(#260). PROPONEN SER 10 VECES MÁS EXIGENTES CON EL P-VALOR

[REVISIÓN DE ARTÍCULO] Setenta y dos investigadores, algunos de ellos auténticas referencias en sus respectivos campos, como John P. A. Ioannidis o Kenneth A. Bollen, firman este artículo en que proponen redefinir el umbral de significación estadística, pasando del tradicional 0.05 a 0.005, es decir, 10 veces más exigente.

Para justificar su propuesta se basan principalmente en el argumento de la carencia de reproducibilidad de estudios en las ciencias sociales y biomédicas. Aunque es cierto que problemas como los múltiples test, el p-hacking, la poca potencia o el sesgo de publicación siguen siendo relevantes, abogan porque la causa capital ese esa carencia es agarrarse irremisiblemente a un p-valor de 0.05 que Roland Fisher escogió arbitrariamente. Para nuevos descubrimientos (no consideran la replicación de estudios existentes) 0.005 sería el umbral para rechazar la hipótesis nula.

El artículo tiene un tufillo eminentemente bayesiano, probablemente porque muchos de los firmantes prefieren este enfoque, en lugar del frecuentista. Así, no es de extrañar que se tome el factor de Bayes (BF) como patrón para el cambio propuesto.

Recordemos que la visión frecuentista de la probabilidad nos dice P(D|H0), es decir, dado que la hipótesis nula es verdad (se asume de partida), nos indica la probabilidad de los datos observados. Cuando esa probabilidad es muy pequeña, por debajo de 0.05, entonces se entiende que hay evidencias para no aceptar Ho.

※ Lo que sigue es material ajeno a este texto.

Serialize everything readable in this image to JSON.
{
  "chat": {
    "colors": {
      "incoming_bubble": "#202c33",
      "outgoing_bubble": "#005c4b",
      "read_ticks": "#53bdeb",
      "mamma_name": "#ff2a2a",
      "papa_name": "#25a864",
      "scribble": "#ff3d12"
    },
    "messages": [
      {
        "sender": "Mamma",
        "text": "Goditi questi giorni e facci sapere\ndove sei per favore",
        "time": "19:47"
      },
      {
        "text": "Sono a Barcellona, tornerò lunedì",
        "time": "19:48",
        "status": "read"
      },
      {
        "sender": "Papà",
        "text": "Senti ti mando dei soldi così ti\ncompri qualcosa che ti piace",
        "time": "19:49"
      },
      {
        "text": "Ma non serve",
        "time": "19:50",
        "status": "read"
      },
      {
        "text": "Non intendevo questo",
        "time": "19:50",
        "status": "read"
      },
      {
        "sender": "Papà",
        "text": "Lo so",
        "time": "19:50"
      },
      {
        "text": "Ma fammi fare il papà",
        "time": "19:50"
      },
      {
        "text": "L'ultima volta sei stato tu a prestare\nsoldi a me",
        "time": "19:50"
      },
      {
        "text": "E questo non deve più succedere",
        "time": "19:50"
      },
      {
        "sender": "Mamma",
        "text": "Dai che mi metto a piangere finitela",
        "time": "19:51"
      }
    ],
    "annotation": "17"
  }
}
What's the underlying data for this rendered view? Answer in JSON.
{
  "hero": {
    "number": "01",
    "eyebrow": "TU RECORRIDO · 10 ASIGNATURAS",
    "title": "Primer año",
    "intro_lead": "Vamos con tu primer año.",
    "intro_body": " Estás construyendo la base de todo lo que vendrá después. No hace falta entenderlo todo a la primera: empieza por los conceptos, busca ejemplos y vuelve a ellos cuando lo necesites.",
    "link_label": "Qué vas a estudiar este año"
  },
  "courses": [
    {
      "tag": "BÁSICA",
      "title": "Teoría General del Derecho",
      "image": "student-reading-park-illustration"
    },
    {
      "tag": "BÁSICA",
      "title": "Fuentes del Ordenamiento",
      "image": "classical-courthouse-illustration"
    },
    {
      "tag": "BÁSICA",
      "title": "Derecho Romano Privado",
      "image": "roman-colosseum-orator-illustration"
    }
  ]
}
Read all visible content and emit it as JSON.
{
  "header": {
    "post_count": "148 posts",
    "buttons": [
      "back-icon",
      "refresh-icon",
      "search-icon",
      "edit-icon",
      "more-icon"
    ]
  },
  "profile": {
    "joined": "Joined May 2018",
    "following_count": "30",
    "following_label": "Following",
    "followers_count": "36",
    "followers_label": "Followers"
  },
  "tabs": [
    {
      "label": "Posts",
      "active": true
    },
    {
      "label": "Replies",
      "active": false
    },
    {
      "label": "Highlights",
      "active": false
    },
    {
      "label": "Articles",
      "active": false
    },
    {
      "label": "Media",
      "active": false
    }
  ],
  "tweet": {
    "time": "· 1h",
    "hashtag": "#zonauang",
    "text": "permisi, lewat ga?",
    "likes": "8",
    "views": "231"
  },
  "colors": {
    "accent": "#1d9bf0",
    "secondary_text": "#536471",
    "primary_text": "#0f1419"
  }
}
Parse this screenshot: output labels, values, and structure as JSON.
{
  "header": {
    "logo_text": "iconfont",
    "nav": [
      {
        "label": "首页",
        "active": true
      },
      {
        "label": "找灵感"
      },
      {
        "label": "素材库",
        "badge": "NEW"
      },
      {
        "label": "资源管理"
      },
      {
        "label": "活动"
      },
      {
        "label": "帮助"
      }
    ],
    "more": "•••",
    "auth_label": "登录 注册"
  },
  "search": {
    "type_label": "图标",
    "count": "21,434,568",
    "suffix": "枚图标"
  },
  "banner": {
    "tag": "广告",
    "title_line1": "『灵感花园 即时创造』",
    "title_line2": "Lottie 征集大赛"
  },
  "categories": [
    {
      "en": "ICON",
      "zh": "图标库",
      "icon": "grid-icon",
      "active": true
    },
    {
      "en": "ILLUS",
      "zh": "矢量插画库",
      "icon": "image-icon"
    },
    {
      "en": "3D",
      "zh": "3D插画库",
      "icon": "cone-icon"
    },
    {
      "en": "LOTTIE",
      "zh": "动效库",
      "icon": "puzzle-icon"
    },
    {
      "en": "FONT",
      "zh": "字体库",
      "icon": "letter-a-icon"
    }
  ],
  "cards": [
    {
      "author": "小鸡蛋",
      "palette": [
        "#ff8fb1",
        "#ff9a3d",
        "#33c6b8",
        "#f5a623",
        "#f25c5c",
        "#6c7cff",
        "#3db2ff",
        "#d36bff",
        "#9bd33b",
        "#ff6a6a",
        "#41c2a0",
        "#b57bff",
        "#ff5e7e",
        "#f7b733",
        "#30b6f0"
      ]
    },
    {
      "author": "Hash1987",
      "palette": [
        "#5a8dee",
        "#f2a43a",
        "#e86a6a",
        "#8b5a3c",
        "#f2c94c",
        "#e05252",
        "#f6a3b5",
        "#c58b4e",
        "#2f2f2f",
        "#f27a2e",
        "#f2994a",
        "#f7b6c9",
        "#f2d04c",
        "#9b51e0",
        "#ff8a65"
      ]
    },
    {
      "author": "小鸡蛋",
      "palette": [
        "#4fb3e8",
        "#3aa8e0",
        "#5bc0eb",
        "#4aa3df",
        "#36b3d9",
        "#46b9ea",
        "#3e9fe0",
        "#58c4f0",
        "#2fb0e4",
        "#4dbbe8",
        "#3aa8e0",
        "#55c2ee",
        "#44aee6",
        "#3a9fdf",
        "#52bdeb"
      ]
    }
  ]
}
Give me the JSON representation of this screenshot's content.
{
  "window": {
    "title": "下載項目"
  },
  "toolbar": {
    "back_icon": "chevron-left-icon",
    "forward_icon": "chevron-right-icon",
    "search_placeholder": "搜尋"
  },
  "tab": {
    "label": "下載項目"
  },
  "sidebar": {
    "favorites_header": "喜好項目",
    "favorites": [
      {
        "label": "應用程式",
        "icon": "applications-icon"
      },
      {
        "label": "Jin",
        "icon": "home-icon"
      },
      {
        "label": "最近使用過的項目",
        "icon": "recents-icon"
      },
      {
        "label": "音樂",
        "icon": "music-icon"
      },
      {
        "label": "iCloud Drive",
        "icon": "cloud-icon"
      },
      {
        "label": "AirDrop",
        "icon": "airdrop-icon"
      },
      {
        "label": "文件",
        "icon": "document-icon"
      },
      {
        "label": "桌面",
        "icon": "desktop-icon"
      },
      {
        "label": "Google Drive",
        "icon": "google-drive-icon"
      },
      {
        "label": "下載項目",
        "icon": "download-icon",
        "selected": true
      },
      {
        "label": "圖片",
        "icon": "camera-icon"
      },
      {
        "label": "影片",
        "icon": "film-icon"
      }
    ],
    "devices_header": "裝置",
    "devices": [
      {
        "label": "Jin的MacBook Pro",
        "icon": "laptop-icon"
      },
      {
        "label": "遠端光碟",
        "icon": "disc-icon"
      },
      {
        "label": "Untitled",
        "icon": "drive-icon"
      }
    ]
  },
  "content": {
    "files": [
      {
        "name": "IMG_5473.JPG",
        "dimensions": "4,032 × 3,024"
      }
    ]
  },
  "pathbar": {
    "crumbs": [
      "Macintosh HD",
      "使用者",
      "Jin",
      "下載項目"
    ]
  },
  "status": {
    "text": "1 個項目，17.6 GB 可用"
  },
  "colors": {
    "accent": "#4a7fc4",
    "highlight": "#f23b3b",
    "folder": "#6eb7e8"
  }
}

Sin embargo, bajo la óptica bayesiana, tenemos P(H0|D), es decir, podemos calcular la probabilidad de la hipótesis de partida en función de los datos observables, algo que, al menos a primera vista, parece mucho más intuitivo.

Así, realizar esta operación P(H1|D)/Pr(H0/D) nos indica el ratio entre la probabilidad de la hipótesis alternativa (usualmente que existe un efecto distinto de cero) y la hipótesis nula (usualmente que no existe efecto). Pero claro, la aparente ventaja de esta perspectiva (sin duda más lógica) es que para calcular ambas probabilidades necesitamos estipular unas probabilidades para la H1 y la H0, es decir, unos priors, en lenguaje bayesiano, algo que en este artículo no se discute pero que ha llenado páginas en revistas científicas sobre la idoneidad de incluir la subjetividad (aunque algunos lo llaman información a priori) en la realización de un contraste de hipótesis.

El BF sólo tiene en cuenta la verosimilitud de los datos dadas las hipótesis: BF=f(D|H1)/f(D|H0), aunque esta definición es un tanto “incompleta” porque realmente es un elemento para actualizar los priors, es decir, el conocimiento a priori. De este modo; Posteriors = Priors * BF, es decir, se necesita establecer unos priors para obtener lo que estamos buscando que es : P(H1|D)/Pr(H0/D)

En las condiciones que relatan los autores en el artículo, existe una relación entre este indicador y el p-valor. Así, a un p-valor de 0.05 le correspondería un BF entre 2.5 y 3.4, algo que los autores consideran muy poco exigente.

Sin embargo, un umbral de 0.005 tendría su correspondiente BF entre 14 y 26, es decir, entre 14  y 26 veces en favor de la H1, la hipótesis alternativa, una evidencia bastante fuerte. Además, reduciría el número de falsos positivos. Los autores indican que hay evidencia de que el ratio de replicación es superior en estudios con niveles de significación por debajo de 0.005 que aquellos que están entre 0.005 y 0.05.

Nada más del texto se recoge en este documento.